In part one of this series on preventing sport and lifting injuries, we covered the importance of training support muscles when it comes to recovering from past or current injuries and preventing future ones. Here in part two, we’ll be going over a few additional strategies to implement into your workout routine if you’re recovering from an injury or wish to prevent re-injury or new injuries later down the line.

The first of these strategies is to stretch before exercising—a process which is different for every activity. It is also important that you are properly recovering between exercises and giving your body the necessary rest it needs. The final recommendation is to learn proper form, either from a physical trainer or by studying online. There is always room for improvement in form even for those who have been exercising for years.

While reading the strategies below, keep in mind that this is not a replacement for medical advice or a routine set by a physical therapist specialist.

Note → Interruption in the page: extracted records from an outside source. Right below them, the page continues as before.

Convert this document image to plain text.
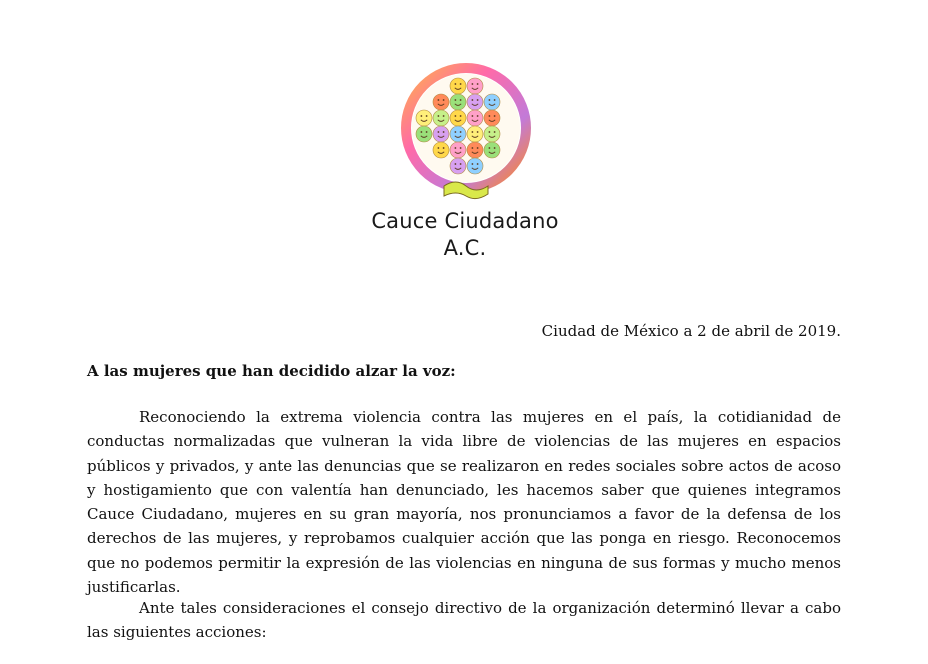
Cauce Ciudadano
A.C.
Ciudad de México a 2 de abril de 2019.
A las mujeres que han decidido alzar la voz:

Reconociendo la extrema violencia contra las mujeres en el país, la cotidianidad de conductas normalizadas que vulneran la vida libre de violencias de las mujeres en espacios públicos y privados, y ante las denuncias que se realizaron en redes sociales sobre actos de acoso y hostigamiento que con valentía han denunciado, les hacemos saber que quienes integramos Cauce Ciudadano, mujeres en su gran mayoría, nos pronunciamos a favor de la defensa de los derechos de las mujeres, y reprobamos cualquier acción que las ponga en riesgo. Reconocemos que no podemos permitir la expresión de las violencias en ninguna de sus formas y mucho menos justificarlas.

Ante tales consideraciones el consejo directivo de la organización determinó llevar a cabo las siguientes acciones:
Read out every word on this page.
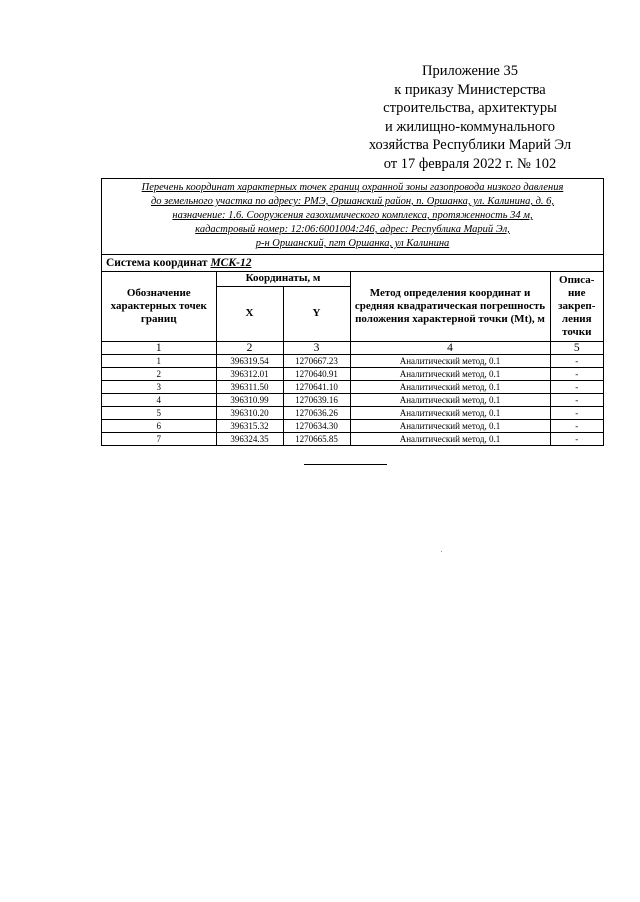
Приложение 35
к приказу Министерства
строительства, архитектуры
и жилищно-коммунального
хозяйства Республики Марий Эл
от 17 февраля 2022 г. № 102
Перечень координат характерных точек границ охранной зоны газопровода низкого давления
до земельного участка по адресу: РМЭ, Оршанский район, п. Оршанка, ул. Калинина, д. 6,
назначение: 1.6. Сооружения газохимического комплекса, протяженность 34 м,
кадастровый номер: 12:06:6001004:246, адрес: Республика Марий Эл,
р-н Оршанский, пгт Оршанка, ул Калинина
Система координат МСК-12
Обозначение характерных точек границ	Координаты, м		Метод определения координат и средняя квадратическая погрешность положения характерной точки (Mt), м	Описа-ние закреп-ления точки
	X	Y		
1	2	3	4	5
1	396319.54	1270667.23	Аналитический метод, 0.1	-
2	396312.01	1270640.91	Аналитический метод, 0.1	-
3	396311.50	1270641.10	Аналитический метод, 0.1	-
4	396310.99	1270639.16	Аналитический метод, 0.1	-
5	396310.20	1270636.26	Аналитический метод, 0.1	-
6	396315.32	1270634.30	Аналитический метод, 0.1	-
7	396324.35	1270665.85	Аналитический метод, 0.1	-
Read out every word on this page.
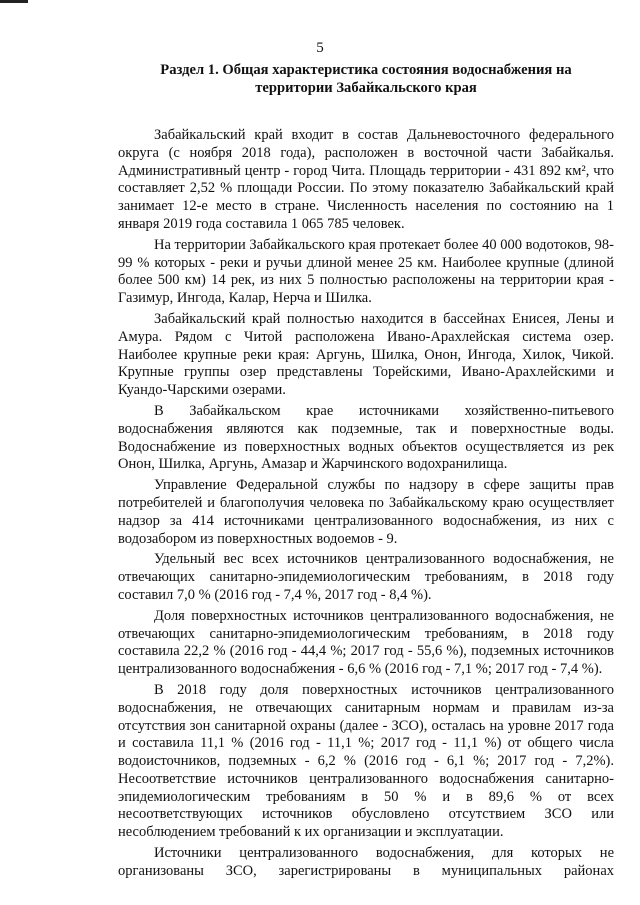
5
Раздел 1. Общая характеристика состояния водоснабжения на
территории Забайкальского края

Забайкальский край входит в состав Дальневосточного федерального округа (с ноября 2018 года), расположен в восточной части Забайкалья. Административный центр - город Чита. Площадь территории - 431 892 км², что составляет 2,52 % площади России. По этому показателю Забайкальский край занимает 12-е место в стране. Численность населения по состоянию на 1 января 2019 года составила 1 065 785 человек.

На территории Забайкальского края протекает более 40 000 водотоков, 98-99 % которых - реки и ручьи длиной менее 25 км. Наиболее крупные (длиной более 500 км) 14 рек, из них 5 полностью расположены на территории края - Газимур, Ингода, Калар, Нерча и Шилка.

Забайкальский край полностью находится в бассейнах Енисея, Лены и Амура. Рядом с Читой расположена Ивано-Арахлейская система озер. Наиболее крупные реки края: Аргунь, Шилка, Онон, Ингода, Хилок, Чикой. Крупные группы озер представлены Торейскими, Ивано-Арахлейскими и Куандо-Чарскими озерами.

В Забайкальском крае источниками хозяйственно-питьевого водоснабжения являются как подземные, так и поверхностные воды. Водоснабжение из поверхностных водных объектов осуществляется из рек Онон, Шилка, Аргунь, Амазар и Жарчинского водохранилища.

Управление Федеральной службы по надзору в сфере защиты прав потребителей и благополучия человека по Забайкальскому краю осуществляет надзор за 414 источниками централизованного водоснабжения, из них с водозабором из поверхностных водоемов - 9.

Удельный вес всех источников централизованного водоснабжения, не отвечающих санитарно-эпидемиологическим требованиям, в 2018 году составил 7,0 % (2016 год - 7,4 %, 2017 год - 8,4 %).

Доля поверхностных источников централизованного водоснабжения, не отвечающих санитарно-эпидемиологическим требованиям, в 2018 году составила 22,2 % (2016 год - 44,4 %; 2017 год - 55,6 %), подземных источников централизованного водоснабжения - 6,6 % (2016 год - 7,1 %; 2017 год - 7,4 %).

В 2018 году доля поверхностных источников централизованного водоснабжения, не отвечающих санитарным нормам и правилам из-за отсутствия зон санитарной охраны (далее - ЗСО), осталась на уровне 2017 года и составила 11,1 % (2016 год - 11,1 %; 2017 год - 11,1 %) от общего числа водоисточников, подземных - 6,2 % (2016 год - 6,1 %; 2017 год - 7,2%). Несоответствие источников централизованного водоснабжения санитарно-эпидемиологическим требованиям в 50 % и в 89,6 % от всех несоответствующих источников обусловлено отсутствием ЗСО или несоблюдением требований к их организации и эксплуатации.

Источники централизованного водоснабжения, для которых не организованы ЗСО, зарегистрированы в муниципальных районах
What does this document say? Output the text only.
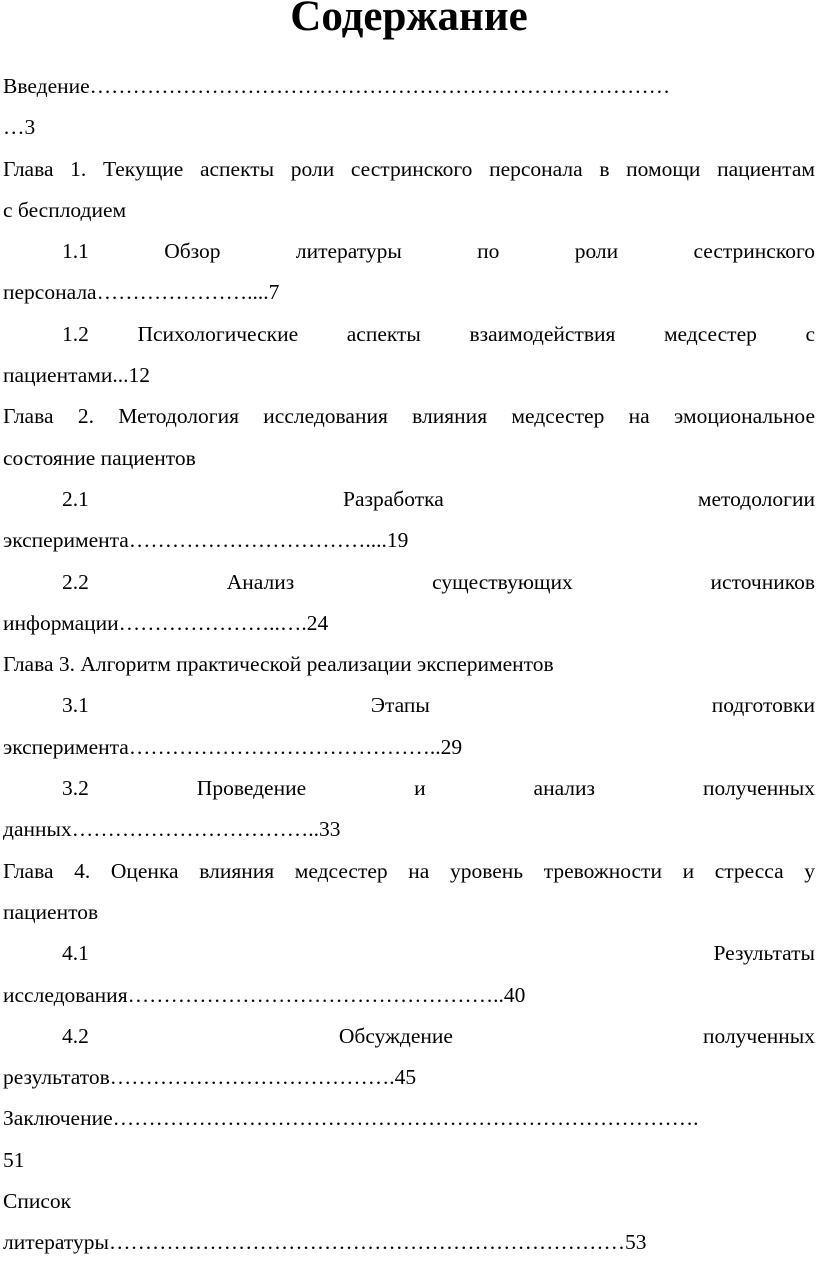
Содержание
Введение………………………………………………………………………
…3
Глава 1. Текущие аспекты роли сестринского персонала в помощи пациентам
с бесплодием
1.1 Обзор литературы по роли сестринского
персонала…………………....7
1.2 Психологические аспекты взаимодействия медсестер с
пациентами...12
Глава 2. Методология исследования влияния медсестер на эмоциональное
состояние пациентов
2.1 Разработка методологии
эксперимента……………………………....19
2.2 Анализ существующих источников
информации…………………..….24
Глава 3. Алгоритм практической реализации экспериментов
3.1 Этапы подготовки
эксперимента……………………………………..29
3.2 Проведение и анализ полученных
данных……………………………..33
Глава 4. Оценка влияния медсестер на уровень тревожности и стресса у
пациентов
4.1 Результаты
исследования……………………………………………..40
4.2 Обсуждение полученных
результатов………………………………….45
Заключение……………………………………………………………………….
51
Список
литературы………………………………………………………………53
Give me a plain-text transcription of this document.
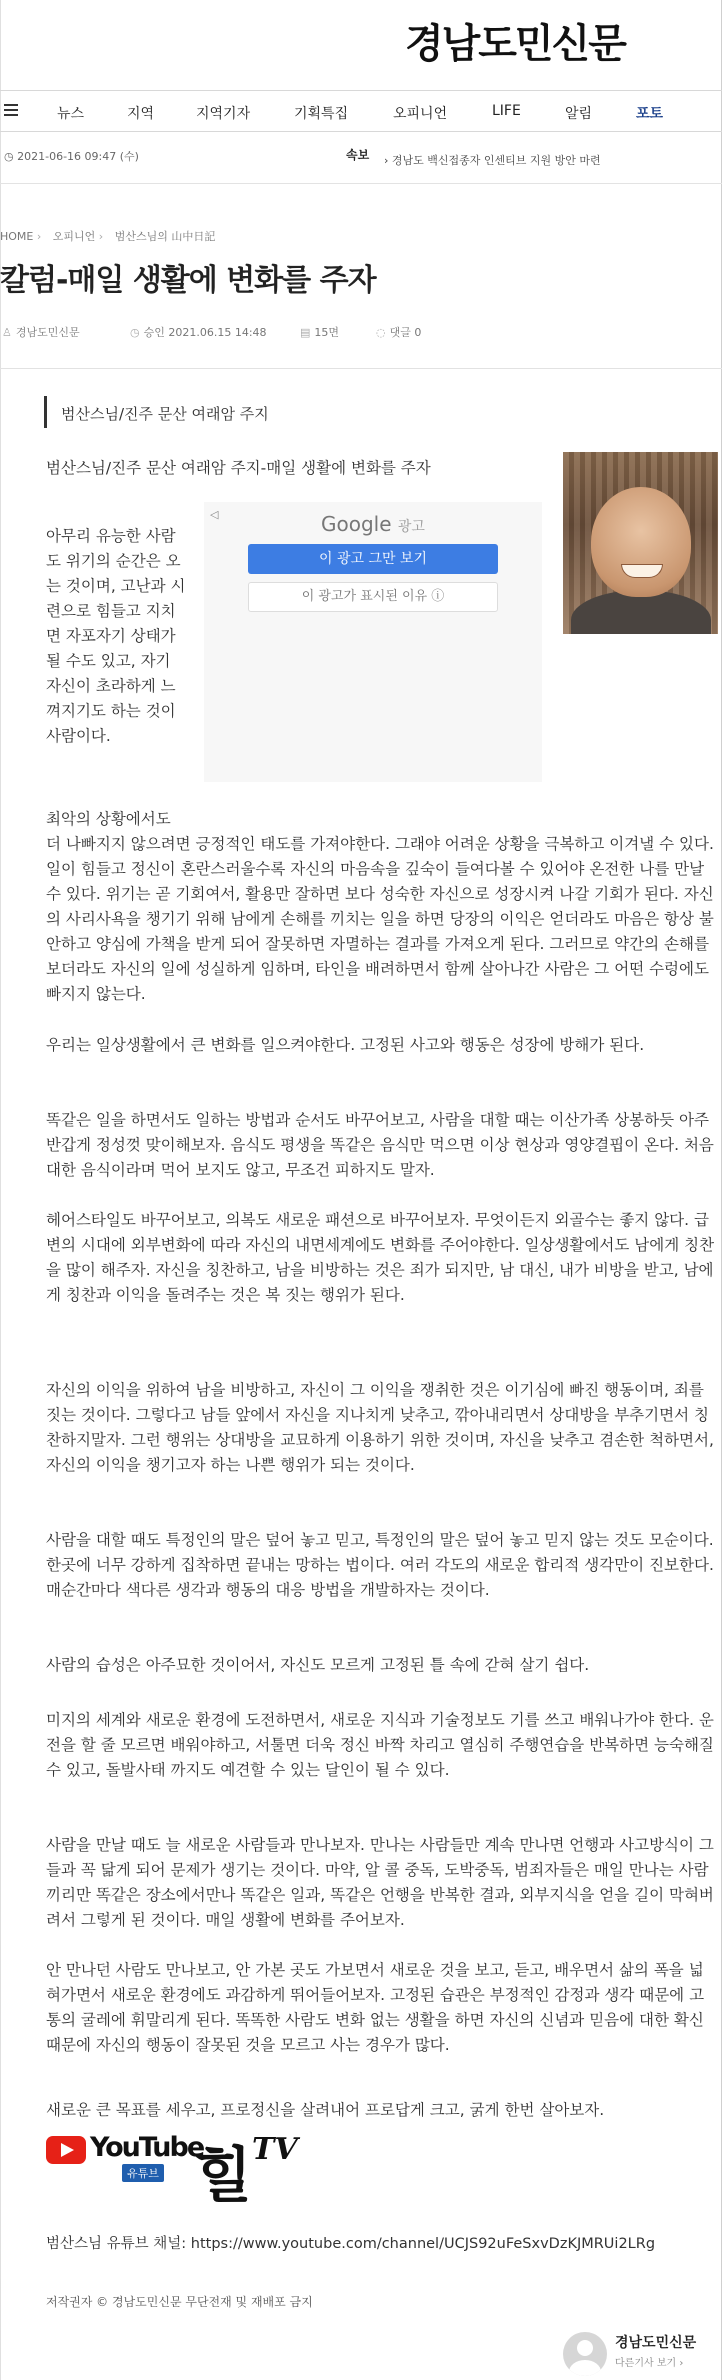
경남도민신문
뉴스	지역	지역기자	기획특집	오피니언	LIFE	알림	포토
◷ 2021-06-16 09:47 (수)	속보 › 경남도 백신접종자 인센티브 지원 방안 마련
HOME › 오피니언 › 범산스님의 山中日記
칼럼-매일 생활에 변화를 주자
♙ 경남도민신문	◷ 승인 2021.06.15 14:48	▤ 15면	◌ 댓글 0
범산스님/진주 문산 여래암 주지
범산스님/진주 문산 여래암 주지-매일 생활에 변화를 주자
아무리 유능한 사람도 위기의 순간은 오는 것이며, 고난과 시련으로 힘들고 지치면 자포자기 상태가 될 수도 있고, 자기 자신이 초라하게 느껴지기도 하는 것이 사람이다.
◁	Google 광고
이 광고 그만 보기
이 광고가 표시된 이유 ⓘ
최악의 상황에서도
더 나빠지지 않으려면 긍정적인 태도를 가져야한다. 그래야 어려운 상황을 극복하고 이겨낼 수 있다. 일이 힘들고 정신이 혼란스러울수록 자신의 마음속을 깊숙이 들여다볼 수 있어야 온전한 나를 만날 수 있다. 위기는 곧 기회여서, 활용만 잘하면 보다 성숙한 자신으로 성장시켜 나갈 기회가 된다. 자신의 사리사욕을 챙기기 위해 남에게 손해를 끼치는 일을 하면 당장의 이익은 얻더라도 마음은 항상 불안하고 양심에 가책을 받게 되어 잘못하면 자멸하는 결과를 가져오게 된다. 그러므로 약간의 손해를 보더라도 자신의 일에 성실하게 임하며, 타인을 배려하면서 함께 살아나간 사람은 그 어떤 수렁에도 빠지지 않는다.
우리는 일상생활에서 큰 변화를 일으켜야한다. 고정된 사고와 행동은 성장에 방해가 된다.
똑같은 일을 하면서도 일하는 방법과 순서도 바꾸어보고, 사람을 대할 때는 이산가족 상봉하듯 아주 반갑게 정성껏 맞이해보자. 음식도 평생을 똑같은 음식만 먹으면 이상 현상과 영양결핍이 온다. 처음대한 음식이라며 먹어 보지도 않고, 무조건 피하지도 말자.
헤어스타일도 바꾸어보고, 의복도 새로운 패션으로 바꾸어보자. 무엇이든지 외골수는 좋지 않다. 급변의 시대에 외부변화에 따라 자신의 내면세계에도 변화를 주어야한다. 일상생활에서도 남에게 칭찬을 많이 해주자. 자신을 칭찬하고, 남을 비방하는 것은 죄가 되지만, 남 대신, 내가 비방을 받고, 남에게 칭찬과 이익을 돌려주는 것은 복 짓는 행위가 된다.
자신의 이익을 위하여 남을 비방하고, 자신이 그 이익을 쟁취한 것은 이기심에 빠진 행동이며, 죄를 짓는 것이다. 그렇다고 남들 앞에서 자신을 지나치게 낮추고, 깎아내리면서 상대방을 부추기면서 칭찬하지말자. 그런 행위는 상대방을 교묘하게 이용하기 위한 것이며, 자신을 낮추고 겸손한 척하면서, 자신의 이익을 챙기고자 하는 나쁜 행위가 되는 것이다.
사람을 대할 때도 특정인의 말은 덮어 놓고 믿고, 특정인의 말은 덮어 놓고 믿지 않는 것도 모순이다. 한곳에 너무 강하게 집착하면 끝내는 망하는 법이다. 여러 각도의 새로운 합리적 생각만이 진보한다. 매순간마다 색다른 생각과 행동의 대응 방법을 개발하자는 것이다.
사람의 습성은 아주묘한 것이어서, 자신도 모르게 고정된 틀 속에 갇혀 살기 쉽다.
미지의 세계와 새로운 환경에 도전하면서, 새로운 지식과 기술정보도 기를 쓰고 배워나가야 한다. 운전을 할 줄 모르면 배워야하고, 서툴면 더욱 정신 바짝 차리고 열심히 주행연습을 반복하면 능숙해질 수 있고, 돌발사태 까지도 예견할 수 있는 달인이 될 수 있다.
사람을 만날 때도 늘 새로운 사람들과 만나보자. 만나는 사람들만 계속 만나면 언행과 사고방식이 그들과 꼭 닮게 되어 문제가 생기는 것이다. 마약, 알 콜 중독, 도박중독, 범죄자들은 매일 만나는 사람끼리만 똑같은 장소에서만나 똑같은 일과, 똑같은 언행을 반복한 결과, 외부지식을 얻을 길이 막혀버려서 그렇게 된 것이다. 매일 생활에 변화를 주어보자.
안 만나던 사람도 만나보고, 안 가본 곳도 가보면서 새로운 것을 보고, 듣고, 배우면서 삶의 폭을 넓혀가면서 새로운 환경에도 과감하게 뛰어들어보자. 고정된 습관은 부정적인 감정과 생각 때문에 고통의 굴레에 휘말리게 된다. 똑똑한 사람도 변화 없는 생활을 하면 자신의 신념과 믿음에 대한 확신 때문에 자신의 행동이 잘못된 것을 모르고 사는 경우가 많다.
새로운 큰 목표를 세우고, 프로정신을 살려내어 프로답게 크고, 굵게 한번 살아보자.
YouTube
유튜브 힐 TV
범산스님 유튜브 채널: https://www.youtube.com/channel/UCJS92uFeSxvDzKJMRUi2LRg
저작권자 © 경남도민신문 무단전재 및 재배포 금지
경남도민신문
다른기사 보기 ›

Stretching Before Exercising

When it comes to stretching, doing resistance and compound Olympic barbell exercises will require a different stretching routine from doing cardio-based exercises and sports. For cardio, you will want to get fully limber and start with stretches that focus on your hamstrings followed by your hips, thighs, calves and other basic stretches. If you have had serious exercise before, this includes using your environment to stretch as well as sitting down on the floor for more reach and utility. Finally, do some light walking, and depending on the sport, some low effort warm up with the ball or whatever sport you happen to be playing.

With resistance and lifting exercises, you will not want to get completely limber and will instead want to warm up in a different way. The best way is to start by doing your exercise with just the bar itself, potentially combined with a few supporting exercises. The idea behind this is that you do not want to be completely limber, and that a little tension will help with the power of your lifts and prevent you from hurting yourself if you push hard. It is recommended to do 3 sets of low weight warm-up exercises, then move on to your main lifts. This applies whether you go with high-weight, low rep sets or high rep, low weight exercises.

Properly Recovering Between Exercises

For proper recovery, this means giving your body what it needs to repair muscles, which will protect your other muscles as well as joints and ligaments. This means getting the proper amount of sleep, specifically 7–8 hours to give your body enough REM sleep to start properly repairing the micro-tears formed from exercise. Don’t forget to eat enough protein and meet your other food macro-nutrient goals to support proper repair. You can also do foam rolling to reduce lactic acid, which contributes to muscle soreness even if it’s not the primary cause.

Ensuring Proper Form

Finally, make sure you have the correct form. Incorrect form can lead to a lot of issues down the line. Even if you are currently not experiencing any pain, it is always necessary  to use proper form because problems add up. Eventually you will start to experience problems if you push yourself too hard to maintain proper form on every rep. So if you’re currently recovering from an injury, start from the beginning and work your way back up!